Dream Theater — Images and Words
No other album has been more influential to me than Dream Theater’s second effort from 1992. To many people today the name Dream Theater has become synonymous for showing off on your instrument. If you still think this way after having heard Images and Words, you’re just never gonna get it! Every drum fill, very guitar lick, vocal line, bass break or keyboard melody…basically every note on this album is just a synonymous for musical perfection. A song like “Take the time” perfectly combines the heaviness of (old) Metallica and the virtuosity of an instrumental Jazz-Fusion band. If you like variety and great musicianship you will truly love this album.

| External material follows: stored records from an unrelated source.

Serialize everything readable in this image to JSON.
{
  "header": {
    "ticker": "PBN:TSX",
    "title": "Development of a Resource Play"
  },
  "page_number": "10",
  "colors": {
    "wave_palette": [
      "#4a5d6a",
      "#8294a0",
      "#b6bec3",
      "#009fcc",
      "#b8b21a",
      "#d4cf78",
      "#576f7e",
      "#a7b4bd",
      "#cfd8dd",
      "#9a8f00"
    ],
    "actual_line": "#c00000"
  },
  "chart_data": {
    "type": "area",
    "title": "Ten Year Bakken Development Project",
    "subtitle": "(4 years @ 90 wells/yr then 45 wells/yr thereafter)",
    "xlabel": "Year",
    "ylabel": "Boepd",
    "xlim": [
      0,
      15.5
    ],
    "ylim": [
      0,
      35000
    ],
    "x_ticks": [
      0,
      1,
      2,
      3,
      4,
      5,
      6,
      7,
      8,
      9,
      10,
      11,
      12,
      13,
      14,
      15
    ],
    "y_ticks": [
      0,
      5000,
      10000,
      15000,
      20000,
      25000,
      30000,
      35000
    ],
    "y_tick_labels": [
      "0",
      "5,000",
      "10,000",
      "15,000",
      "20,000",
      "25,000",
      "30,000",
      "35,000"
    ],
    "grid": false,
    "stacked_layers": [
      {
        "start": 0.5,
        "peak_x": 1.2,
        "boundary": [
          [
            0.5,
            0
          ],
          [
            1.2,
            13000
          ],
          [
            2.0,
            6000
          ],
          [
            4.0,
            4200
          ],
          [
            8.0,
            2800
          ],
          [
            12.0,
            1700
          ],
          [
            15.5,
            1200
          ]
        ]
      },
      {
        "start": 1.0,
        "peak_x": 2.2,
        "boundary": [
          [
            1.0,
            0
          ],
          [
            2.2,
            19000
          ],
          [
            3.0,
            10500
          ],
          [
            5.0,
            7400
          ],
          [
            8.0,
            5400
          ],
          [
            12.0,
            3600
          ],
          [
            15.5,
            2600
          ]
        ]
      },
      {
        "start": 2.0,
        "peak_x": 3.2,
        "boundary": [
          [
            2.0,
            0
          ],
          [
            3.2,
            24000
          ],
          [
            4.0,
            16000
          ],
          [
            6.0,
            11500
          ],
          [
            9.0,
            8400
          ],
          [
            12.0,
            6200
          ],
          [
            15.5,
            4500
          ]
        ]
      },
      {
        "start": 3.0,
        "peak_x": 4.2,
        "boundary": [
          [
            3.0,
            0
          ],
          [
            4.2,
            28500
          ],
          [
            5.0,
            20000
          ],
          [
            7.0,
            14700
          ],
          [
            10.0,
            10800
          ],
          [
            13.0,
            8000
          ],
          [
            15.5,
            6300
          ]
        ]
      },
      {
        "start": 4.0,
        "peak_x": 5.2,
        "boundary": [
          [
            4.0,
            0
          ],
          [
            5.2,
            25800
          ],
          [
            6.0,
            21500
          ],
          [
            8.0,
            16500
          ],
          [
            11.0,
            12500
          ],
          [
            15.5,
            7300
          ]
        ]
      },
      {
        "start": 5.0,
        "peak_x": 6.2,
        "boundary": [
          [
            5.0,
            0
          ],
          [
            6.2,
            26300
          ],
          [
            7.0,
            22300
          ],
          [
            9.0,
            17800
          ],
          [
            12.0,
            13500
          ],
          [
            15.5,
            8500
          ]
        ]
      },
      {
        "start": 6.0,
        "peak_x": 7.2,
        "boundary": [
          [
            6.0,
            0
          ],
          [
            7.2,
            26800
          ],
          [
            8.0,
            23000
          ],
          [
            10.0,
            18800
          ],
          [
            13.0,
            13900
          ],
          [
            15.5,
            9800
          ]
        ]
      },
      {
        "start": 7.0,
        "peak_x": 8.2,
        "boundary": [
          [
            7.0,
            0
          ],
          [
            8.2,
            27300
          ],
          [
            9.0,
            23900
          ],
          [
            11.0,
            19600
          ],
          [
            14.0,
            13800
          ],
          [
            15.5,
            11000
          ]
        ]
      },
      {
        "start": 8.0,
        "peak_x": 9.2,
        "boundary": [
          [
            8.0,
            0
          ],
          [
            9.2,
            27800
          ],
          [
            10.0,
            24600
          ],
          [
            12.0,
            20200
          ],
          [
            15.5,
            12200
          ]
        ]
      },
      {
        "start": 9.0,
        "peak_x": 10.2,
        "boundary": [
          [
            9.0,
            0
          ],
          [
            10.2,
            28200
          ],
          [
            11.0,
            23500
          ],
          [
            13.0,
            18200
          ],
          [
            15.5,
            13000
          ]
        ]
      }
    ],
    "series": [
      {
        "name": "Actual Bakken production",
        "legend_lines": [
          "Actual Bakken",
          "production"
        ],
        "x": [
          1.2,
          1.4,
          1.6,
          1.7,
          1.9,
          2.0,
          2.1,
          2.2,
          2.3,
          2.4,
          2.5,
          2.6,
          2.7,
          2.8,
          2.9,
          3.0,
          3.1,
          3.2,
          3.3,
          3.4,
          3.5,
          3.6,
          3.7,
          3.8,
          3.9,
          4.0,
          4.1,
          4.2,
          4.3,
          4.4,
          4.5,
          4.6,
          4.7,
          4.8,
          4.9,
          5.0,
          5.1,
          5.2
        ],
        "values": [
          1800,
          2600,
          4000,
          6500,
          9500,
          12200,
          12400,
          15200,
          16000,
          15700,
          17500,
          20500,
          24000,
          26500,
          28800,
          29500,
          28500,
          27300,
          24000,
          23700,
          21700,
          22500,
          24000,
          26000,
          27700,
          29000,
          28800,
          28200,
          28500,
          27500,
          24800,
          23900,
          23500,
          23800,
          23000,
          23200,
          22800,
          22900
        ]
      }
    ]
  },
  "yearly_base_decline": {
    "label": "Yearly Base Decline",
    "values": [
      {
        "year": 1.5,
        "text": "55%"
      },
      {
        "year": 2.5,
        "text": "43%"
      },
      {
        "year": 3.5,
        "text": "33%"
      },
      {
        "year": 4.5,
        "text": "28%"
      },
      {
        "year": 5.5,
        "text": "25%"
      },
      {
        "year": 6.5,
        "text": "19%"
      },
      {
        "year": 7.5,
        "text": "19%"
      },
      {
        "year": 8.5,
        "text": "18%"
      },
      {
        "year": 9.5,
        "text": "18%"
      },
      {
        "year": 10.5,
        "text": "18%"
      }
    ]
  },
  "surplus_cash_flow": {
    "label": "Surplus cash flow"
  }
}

Tori Amos — Under the Pink
Maybe Tori Amos is one of those artists you either love or hate. Doubtless she is one of the most personal songwriters around and delivers a musical intensity some of you might perceive as too distressing. Not even speaking about her lyrics in the first place (for instance, the song “Icicle” deals with female masturbation), sometimes Tori uses her voice and the piano to manipulate a song’s dynamic range in a way you certainly do not expect. Coming out of a very quiet part, she suddenly raises her voice and screams out loud. All songs on “Under the pink” are very diverse and each one delivers its own feel. But even if you approve one or two songs only, it will be enough to change your view on music as a whole. Lucky are those who can find access to Tori Amos’ sonic universe, with this album being the best way to immerse oneself in it.
Slayer — Reign in Blood
Aggression is an emotion deeply human and it never has been transformed into music more honest than on Reign in Blood. That’s why I had to pick this album. I know albums, which I like more than this one, but there are certainly few albums being able to compete with the intensity of Slayer’s “soundtrack for the third world war.” The whole album has a running time of 29 minutes, which is way enough, believe me. Every song is fast and forward driven, leaving very little room to breath and relax. Just listening to the first 20 seconds of the opening title “Angel of Death” will make clear: if hell exists, this album most likely is on Satan’s turntable.